Изменить стиль страницы

— О! Ты как всегда, суров и назидателен, словно миссионер, дорогой мой Коломбан! — рассмеялся Камилл. — Ну ладно, пусть я не прав, но ты же знаешь, у меня такая привычка! Прости, что я обидел твоего друга, ведь этот красавец-монах — твой друг, верно? — прибавил американец, сбавив тон.

— Да, Камилл, это настоящий, искренний друг, — серьезно ответил бретонец.

— Мне жаль, что я дал ему прозвище или наградил эпитетом, как тебе будет угодно. Но, понимаешь, когда я уезжал из коллежа, ты не был набожным, вот почему меня несколько удивляет, что я застал тебя за беседой с монахом.

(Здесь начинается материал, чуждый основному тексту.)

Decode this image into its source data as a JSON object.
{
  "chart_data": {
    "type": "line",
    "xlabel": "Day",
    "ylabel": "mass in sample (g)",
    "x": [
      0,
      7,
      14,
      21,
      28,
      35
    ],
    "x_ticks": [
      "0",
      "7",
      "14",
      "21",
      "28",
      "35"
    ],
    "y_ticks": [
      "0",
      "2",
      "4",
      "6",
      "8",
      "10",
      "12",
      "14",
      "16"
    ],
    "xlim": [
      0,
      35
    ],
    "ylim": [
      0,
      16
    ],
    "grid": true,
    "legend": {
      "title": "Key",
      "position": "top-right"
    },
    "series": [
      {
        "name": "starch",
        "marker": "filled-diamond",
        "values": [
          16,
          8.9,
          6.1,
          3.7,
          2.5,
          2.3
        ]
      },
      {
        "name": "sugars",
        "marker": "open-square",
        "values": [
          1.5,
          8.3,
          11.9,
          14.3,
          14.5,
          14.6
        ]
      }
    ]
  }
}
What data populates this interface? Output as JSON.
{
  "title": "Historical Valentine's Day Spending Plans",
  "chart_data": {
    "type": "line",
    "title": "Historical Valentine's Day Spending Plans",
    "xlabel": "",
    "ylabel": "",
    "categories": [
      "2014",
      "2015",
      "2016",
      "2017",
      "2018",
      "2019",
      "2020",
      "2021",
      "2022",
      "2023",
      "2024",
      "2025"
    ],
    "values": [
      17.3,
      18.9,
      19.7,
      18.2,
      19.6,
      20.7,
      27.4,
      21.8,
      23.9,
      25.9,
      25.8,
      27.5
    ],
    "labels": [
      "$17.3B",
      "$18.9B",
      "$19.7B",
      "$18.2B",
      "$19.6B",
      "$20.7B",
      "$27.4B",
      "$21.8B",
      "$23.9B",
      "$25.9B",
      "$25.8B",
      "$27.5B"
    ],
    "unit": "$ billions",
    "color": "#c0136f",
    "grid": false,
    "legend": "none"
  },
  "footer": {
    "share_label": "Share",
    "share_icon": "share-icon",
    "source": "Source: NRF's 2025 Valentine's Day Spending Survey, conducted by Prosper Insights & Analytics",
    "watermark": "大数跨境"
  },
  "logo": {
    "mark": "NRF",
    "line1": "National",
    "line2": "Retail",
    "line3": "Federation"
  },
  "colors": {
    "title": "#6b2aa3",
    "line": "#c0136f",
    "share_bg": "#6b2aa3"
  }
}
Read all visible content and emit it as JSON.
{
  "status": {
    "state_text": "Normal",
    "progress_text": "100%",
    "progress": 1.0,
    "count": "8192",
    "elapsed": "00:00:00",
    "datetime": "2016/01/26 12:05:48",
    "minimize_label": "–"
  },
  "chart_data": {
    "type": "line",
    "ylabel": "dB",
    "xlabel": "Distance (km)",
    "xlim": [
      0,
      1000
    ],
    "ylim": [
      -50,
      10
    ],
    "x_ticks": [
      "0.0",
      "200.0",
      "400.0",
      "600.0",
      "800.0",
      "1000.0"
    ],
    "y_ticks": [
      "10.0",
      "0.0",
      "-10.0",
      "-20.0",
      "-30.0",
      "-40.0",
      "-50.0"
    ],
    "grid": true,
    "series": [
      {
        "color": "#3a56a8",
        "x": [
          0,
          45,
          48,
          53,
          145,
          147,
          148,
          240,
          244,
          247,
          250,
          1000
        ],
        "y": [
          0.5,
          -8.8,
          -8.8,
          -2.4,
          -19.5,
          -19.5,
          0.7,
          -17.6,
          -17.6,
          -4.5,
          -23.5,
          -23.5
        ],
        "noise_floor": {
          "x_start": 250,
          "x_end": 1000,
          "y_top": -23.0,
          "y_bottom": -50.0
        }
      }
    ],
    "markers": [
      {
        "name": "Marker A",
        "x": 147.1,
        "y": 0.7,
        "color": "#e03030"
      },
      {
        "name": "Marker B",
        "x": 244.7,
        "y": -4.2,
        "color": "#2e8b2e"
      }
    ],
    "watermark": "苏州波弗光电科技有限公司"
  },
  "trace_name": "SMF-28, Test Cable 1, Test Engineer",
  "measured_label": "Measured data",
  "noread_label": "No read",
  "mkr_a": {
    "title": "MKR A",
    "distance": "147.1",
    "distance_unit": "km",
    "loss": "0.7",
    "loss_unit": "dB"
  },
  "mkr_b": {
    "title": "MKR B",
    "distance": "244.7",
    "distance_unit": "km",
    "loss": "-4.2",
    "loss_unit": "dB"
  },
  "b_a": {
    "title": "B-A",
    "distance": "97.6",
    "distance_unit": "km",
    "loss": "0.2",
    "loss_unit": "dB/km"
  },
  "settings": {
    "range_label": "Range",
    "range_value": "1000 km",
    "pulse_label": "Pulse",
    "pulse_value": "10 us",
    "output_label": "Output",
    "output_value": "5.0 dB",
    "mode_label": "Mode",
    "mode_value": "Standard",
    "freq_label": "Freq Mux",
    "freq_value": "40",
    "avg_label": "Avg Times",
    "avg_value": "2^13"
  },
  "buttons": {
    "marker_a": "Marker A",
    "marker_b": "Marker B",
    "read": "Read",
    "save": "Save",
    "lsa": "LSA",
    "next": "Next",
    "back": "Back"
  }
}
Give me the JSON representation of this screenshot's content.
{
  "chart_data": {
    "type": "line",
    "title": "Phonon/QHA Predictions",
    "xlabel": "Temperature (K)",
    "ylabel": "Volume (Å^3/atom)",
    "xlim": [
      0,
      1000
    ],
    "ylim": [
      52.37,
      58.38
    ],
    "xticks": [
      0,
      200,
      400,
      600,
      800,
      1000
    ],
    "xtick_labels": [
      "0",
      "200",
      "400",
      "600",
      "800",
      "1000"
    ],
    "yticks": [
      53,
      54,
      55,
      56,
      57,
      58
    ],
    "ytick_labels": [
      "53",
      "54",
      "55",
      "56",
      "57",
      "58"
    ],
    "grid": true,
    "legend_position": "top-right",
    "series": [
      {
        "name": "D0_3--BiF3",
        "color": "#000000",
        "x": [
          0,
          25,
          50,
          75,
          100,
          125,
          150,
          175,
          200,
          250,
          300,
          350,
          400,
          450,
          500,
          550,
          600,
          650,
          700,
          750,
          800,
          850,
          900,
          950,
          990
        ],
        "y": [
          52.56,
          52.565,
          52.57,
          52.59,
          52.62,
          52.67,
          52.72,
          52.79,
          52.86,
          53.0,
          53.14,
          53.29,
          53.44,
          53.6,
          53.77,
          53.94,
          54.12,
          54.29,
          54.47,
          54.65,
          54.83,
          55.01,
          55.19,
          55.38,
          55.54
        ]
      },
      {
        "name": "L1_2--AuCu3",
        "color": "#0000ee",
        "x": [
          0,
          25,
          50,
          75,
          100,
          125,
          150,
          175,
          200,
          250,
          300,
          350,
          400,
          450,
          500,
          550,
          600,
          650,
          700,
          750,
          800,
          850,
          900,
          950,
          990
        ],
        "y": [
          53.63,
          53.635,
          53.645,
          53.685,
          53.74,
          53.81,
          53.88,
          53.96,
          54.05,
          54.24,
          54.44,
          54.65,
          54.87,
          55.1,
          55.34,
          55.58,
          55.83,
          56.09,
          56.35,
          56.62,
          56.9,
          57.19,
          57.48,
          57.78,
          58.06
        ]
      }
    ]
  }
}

— Ты перестанешь удивляться, когда познакомишься с братом Домиником. Впрочем, — продолжал Коломбан, и в его голосе зазвучали ласковые нотки, а лицо осветила дружеская улыбка, — речь теперь не о брате Доминике, а о брате Камилле. Один — мой духовный брат, другой — названый. Вот, наконец, и ты! Давай-ка обнимемся еще раз! Не могу тебе сказать, как меня обрадовало твое письмо! А уж как я рад — и еще буду радоваться — твоему приезду! Надеюсь, мы будем жить вместе, как в коллеже?

— Даже лучше, чем в коллеже! — почти с такой же радостью отозвался Камилл. — В коллеже нам все мешало быть вместе. Здесь, напротив, у нас не будет ни злобных товарищей, ни угрюмых надзирателей, которых надо опасаться, и мы вволю нагуляемся, будем музицировать, ходить в театр, ночами наговоримся досыта. Ведь в коллеже это было строго запрещено!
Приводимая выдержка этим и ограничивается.